Dr. Mimi Gerstbauer, Associate Professor of Political Science and Peace Studies at Gustavus Adolphus College, has spent the last several months in Poland, after being awarded a U.S. Fulbright Scholar grant for 2014-15. Gerstbauer has been teaching courses in international relations at Collegium Civitas, a private university in Warsaw that specializes in social sciences and international politics.
Gerstbauer decided to apply for a Fulbright to Poland because of her research interests in inter-state reconciliation, which focuses on how nations restore relations post conflict. Poland has ongoing reconciliation stories with Germany, Russia, and the Ukraine. Last summer, before she had heard news of the Fulbright award, Gerstbauer received funding from Gustavus’s Kendall Center for Engaged Learning which allowed her to participate in a Council on International Educational Exchange (CIEE) faculty seminar titled, “Ruin and Revival: History, Modern Memory and Identity”. The travel seminar visited Warsaw, Krakow, and Berlin and focused on a multi-disciplinary approach to historical memory of both World War II and the Communist era.

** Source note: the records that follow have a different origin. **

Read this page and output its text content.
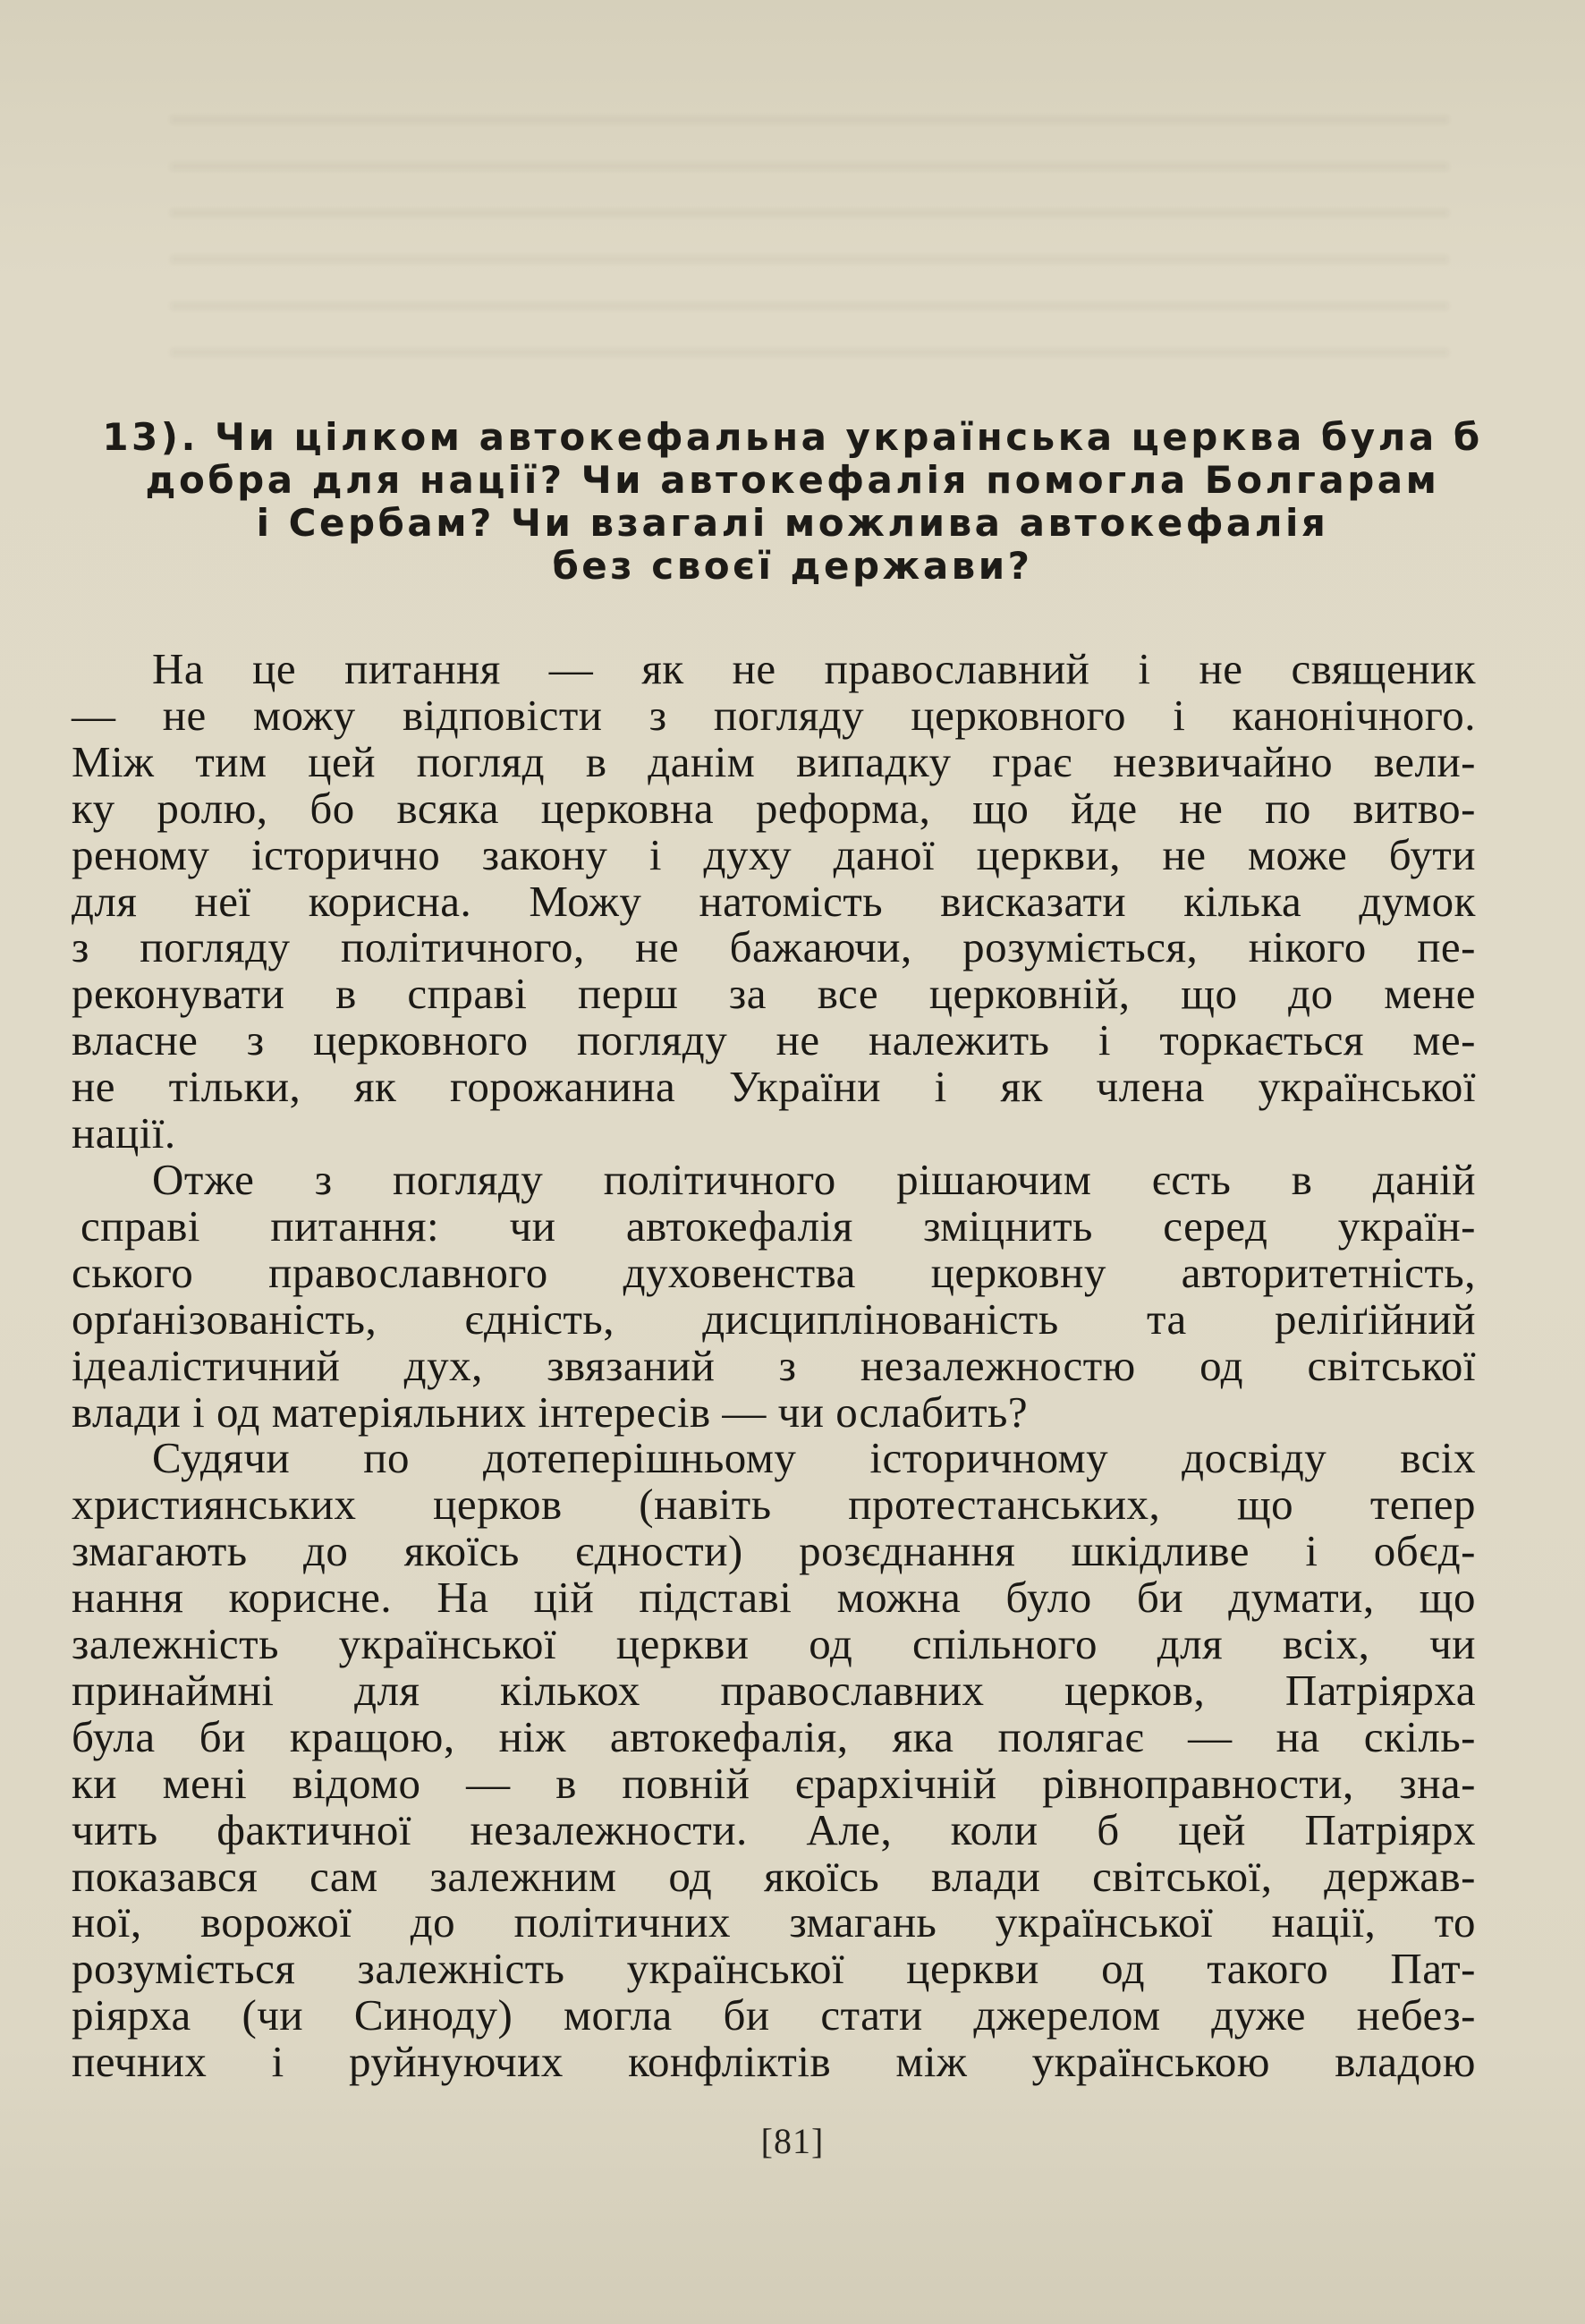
13). Чи цілком автокефальна українська церква була б
добра для нації? Чи автокефалія помогла Болгарам
і Сербам? Чи взагалі можлива автокефалія
без своєї держави?
На це питання — як не православний і не священик
— не можу відповісти з погляду церковного і канонічного.
Між тим цей погляд в данім випадку грає незвичайно вели-
ку ролю, бо всяка церковна реформа, що йде не по витво-
реному історично закону і духу даної церкви, не може бути
для неї корисна. Можу натомість висказати кілька думок
з погляду політичного, не бажаючи, розуміється, нікого пе-
реконувати в справі перш за все церковній, що до мене
власне з церковного погляду не належить і торкається ме-
не тільки, як горожанина України і як члена української
нації.
Отже з погляду політичного рішаючим єсть в даній
справі питання: чи автокефалія зміцнить серед україн-
ського православного духовенства церковну авторитетність,
орґанізованість, єдність, дисциплінованість та реліґійний
ідеалістичний дух, звязаний з незалежностю од світської
влади і од матеріяльних інтересів — чи ослабить?
Судячи по дотеперішньому історичному досвіду всіх
християнських церков (навіть протестанських, що тепер
змагають до якоїсь єдности) розєднання шкідливе і обєд-
нання корисне. На цій підставі можна було би думати, що
залежність української церкви од спільного для всіх, чи
принаймні для кількох православних церков, Патріярха
була би кращою, ніж автокефалія, яка полягає — на скіль-
ки мені відомо — в повній єрархічній рівноправности, зна-
чить фактичної незалежности. Але, коли б цей Патріярх
показався сам залежним од якоїсь влади світської, держав-
ної, ворожої до політичних змагань української нації, то
розуміється залежність української церкви од такого Пат-
ріярха (чи Синоду) могла би стати джерелом дуже небез-
печних і руйнуючих конфліктів між українською владою
[81]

“I thank the Kendall Center for that opportunity,” Gerstbauer said. “It was a wonderful introduction to Poland and an opportunity to learn from the presenters and from the other faculty on the trip who were artists, historians, criminologists, and more.”
Gerstbauer has had an opportunity to integrate her interest in reconciliation into a variety of her courses, including a January course on Forgiveness, a First Term Seminar on War Crimes and their Punishment, and most recently a senior seminar in political science called Politics of Reconciliation.
“Reconciliation and related areas of historical memory are very interdisciplinary and Gustavus values interdisciplinary learning,” Gerstbauer said. “Poland has a lot to teach us. Not many Gustavus students choose to study abroad in Poland, but I hope that will change.”
Gerstbauer notes that Poland is known as the central cemetery of the 20th century for two totalitarianisms – Fascism and Communism. For centuries, it was one of the most welcoming places in all of Europe for Jews. Yet, Poland was the central killing field of the Nazi terror. Everyone knows that World War II began in Poland in 1939, but fewer are aware that the nonviolent Solidarity movement in Poland in the early 1980s was the beginning of 1989 and the collapse of Communism.
At Collegium Civitas, Gerstbauer is teaching two courses: U.S. Foreign Policy, a required course for MA students, and her seminar on the Politics of Reconciliation. Fulbright Scholars are also encouraged to get involved in other ways in their host communities, and Gerstbauer has given lectures on her research and on teaching to faculty at Collegium Civitas, the University of Biaylstok in northeast Poland, and to other academic audiences. Her family (her husband and three sons are with her for the six month term) has been involved with a local church and the children’s school, giving presentations on American culture.
Mimi Gerstbauer has taught at Gustavus since 2001 and directed the Peace Studies program from 2002 to 2014. She is the author of several articles and book chapters on non-governmental organizations and international peacebuilding work and spent the first half of her 2014-2015 sabbatical completing a manuscript on U.S. foreign policy and reconciliation with former enemy nations Vietnam, Nicaragua, and Iraq.